WWD.COM: What challenges does the retail industry face in seeking new leaders?
Barbara Marchetti: As trend-setting as fashion and retail are, oftentimes their internal process as it relates to talent acquisition is somewhat outdated. There's a heavy reliance on industry insiders, and for specific roles that's appropriate, but as companies continue their brand building and go from one area to another, they need to be able to bring in intellectual capital from outside.
If you compare fashion to other industries, there is more turnover at the executive level than you might see in other industries, which is not to say it's good or bad, it's just a fact. Fashion companies, like in many other industries, are also losing their tribal story - the philosophy that comes with the genesis of the company. Some still have it - you see high profile firms where the designer is the chief executive officer and that legacy still remains, but for a lot of fashion companies, the tribal story is gone.
WWD.COM: Can you give an example of how much the right - or wrong - executive can change a company?
Barbara Marchetti: Several fashion houses have been revolutionized by the acquisition or redirection of talent. Prada was a staid leather goods firm until 1978 when Miucca Prada inherited the business from her mother. She brought her husband Patrizio Bertelli, who owned a successful manufacturing business, on as ceo and they completely revitalized the brand. Prada SpA is now one of the most successful and well-regarded corporations in the business.
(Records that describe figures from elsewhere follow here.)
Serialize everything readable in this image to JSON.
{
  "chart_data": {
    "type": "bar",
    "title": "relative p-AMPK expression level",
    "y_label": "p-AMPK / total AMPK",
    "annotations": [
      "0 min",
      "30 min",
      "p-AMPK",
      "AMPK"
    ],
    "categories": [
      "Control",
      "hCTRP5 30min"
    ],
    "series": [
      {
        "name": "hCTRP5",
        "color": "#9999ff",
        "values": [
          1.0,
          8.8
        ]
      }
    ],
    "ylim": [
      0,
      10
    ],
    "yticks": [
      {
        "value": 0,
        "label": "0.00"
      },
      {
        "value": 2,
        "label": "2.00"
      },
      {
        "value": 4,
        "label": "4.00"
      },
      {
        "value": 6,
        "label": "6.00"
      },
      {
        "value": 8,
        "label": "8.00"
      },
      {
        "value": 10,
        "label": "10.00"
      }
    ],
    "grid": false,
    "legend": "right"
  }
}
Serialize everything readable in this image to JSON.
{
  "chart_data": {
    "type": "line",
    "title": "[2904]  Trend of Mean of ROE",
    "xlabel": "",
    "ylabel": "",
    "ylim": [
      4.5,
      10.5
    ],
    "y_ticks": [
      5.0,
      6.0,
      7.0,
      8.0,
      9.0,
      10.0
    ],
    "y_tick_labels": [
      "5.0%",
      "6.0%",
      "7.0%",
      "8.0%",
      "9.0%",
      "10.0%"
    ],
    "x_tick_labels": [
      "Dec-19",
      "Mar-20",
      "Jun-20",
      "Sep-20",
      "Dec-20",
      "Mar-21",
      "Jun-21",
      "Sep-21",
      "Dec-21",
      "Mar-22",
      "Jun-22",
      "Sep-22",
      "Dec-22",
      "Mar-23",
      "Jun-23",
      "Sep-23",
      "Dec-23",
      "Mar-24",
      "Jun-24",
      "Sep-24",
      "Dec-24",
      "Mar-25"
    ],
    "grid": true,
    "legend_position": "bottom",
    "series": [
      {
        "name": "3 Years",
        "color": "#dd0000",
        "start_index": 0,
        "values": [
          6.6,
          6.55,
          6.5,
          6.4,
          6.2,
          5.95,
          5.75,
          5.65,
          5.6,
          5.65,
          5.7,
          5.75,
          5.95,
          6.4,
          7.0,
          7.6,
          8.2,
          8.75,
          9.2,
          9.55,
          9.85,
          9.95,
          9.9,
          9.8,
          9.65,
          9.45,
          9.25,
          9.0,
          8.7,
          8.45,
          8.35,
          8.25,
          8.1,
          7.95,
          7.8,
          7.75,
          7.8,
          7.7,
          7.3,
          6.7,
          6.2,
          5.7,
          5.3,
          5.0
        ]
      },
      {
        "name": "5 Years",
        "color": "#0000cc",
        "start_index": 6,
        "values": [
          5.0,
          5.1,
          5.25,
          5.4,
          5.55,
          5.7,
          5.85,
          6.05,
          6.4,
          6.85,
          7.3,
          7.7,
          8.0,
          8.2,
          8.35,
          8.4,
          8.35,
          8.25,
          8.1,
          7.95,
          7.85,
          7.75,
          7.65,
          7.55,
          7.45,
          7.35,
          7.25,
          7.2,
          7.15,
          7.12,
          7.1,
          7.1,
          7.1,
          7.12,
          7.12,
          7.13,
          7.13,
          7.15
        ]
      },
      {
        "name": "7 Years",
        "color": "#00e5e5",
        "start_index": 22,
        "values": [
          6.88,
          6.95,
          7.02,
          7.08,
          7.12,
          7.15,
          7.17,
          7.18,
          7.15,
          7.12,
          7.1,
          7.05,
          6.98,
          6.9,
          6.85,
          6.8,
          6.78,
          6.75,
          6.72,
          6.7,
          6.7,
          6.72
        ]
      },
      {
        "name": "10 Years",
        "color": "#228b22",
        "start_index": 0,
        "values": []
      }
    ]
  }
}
Also, look at Gucci, which was dead in the 80s - the Parfums division was outselling all other divisions. The wholesaling business launched in the late 70s had brought the brand to over a thousand stores in the United States alone with the accessories, completely destroying its cachet. In 1989, Dawn Mello was brought on to head the newly formed Gucci Group as Creative director. Domenico De Sole, the lawyer who helped oversee Maurizio Gucci's takeover of the family firm and subsequent buyout was installed as head of Gucci America. Tom Ford was brought on in 1990 and Gucci ended the decade with its highest sales figures ever.
WWD.COM: Who is the ideal fashion ceo?
Barbara Marchetti: You're looking for someone who can lead, get things done through other people, please shareholders, please constituents, and be very clear about mission. It is very much the same as with any organization ý what's different is that they need to be able to navigate through unseen waters, whether it's a poorly received launch, or just general changes in the industry. In fashion, you're only as good as your last season. In a healthcare company, you aren't under the same pressure to recreate your product every quarter. I think that is what is so unique by being a senior executive in fashion ý you need to be able to increase stability and focus while the product line is constantly changing.
WWD.COM: Does a fashion leader need to grow up in the fashion industry?
Barbara Marchetti: You've got to look inside the industry, but you also have to look at industries that complement fashion and retail. It's very hard to say that a ceo for a large apparel company or a couture organization should be from X place. It's about who can maintain brand integrity while still operating the company to sustain growth. So you don't necessarily have to have people that are industry insiders. There's no one size fits all approach. Fashion companies are far more accepting these days of bringing in people from outside of fashion, such as someone who has launched a brand overseas or has proved they can navigate through changes, whether or not it was a fashion brand. It's indicative of the times.
WWD.COM: What is different about being a retail ceo now vs. 10 years ago?
Barbara Marchetti: Before, many of the ceos were also designers who started the company. Now the founders have presidents or ceos other than themselves yet they still have active role as chief designer or on they sit on the board. Now, you have to have access to best practices if you're going to compete in global market.
Also, currently, everybody is concerned with corporate culture and making sure that new executive talent is a cultural fit. Ten years ago nobody knew what corporate culture was.
WWD.COM: Are there a lot of companies currently seeking new leadership?
Barbara Marchetti: Yes, there is a lot of activity right now is a good litmus test is my company. We are relatively new, and we're getting calls all the time from people who want to bring us in. People meet with a resource like us because they are looking for either immediate or short-term changes, not because two years from now they think they might need to bring in a chief operating officer. So our reception from companies is clearly an indication of the marketplace.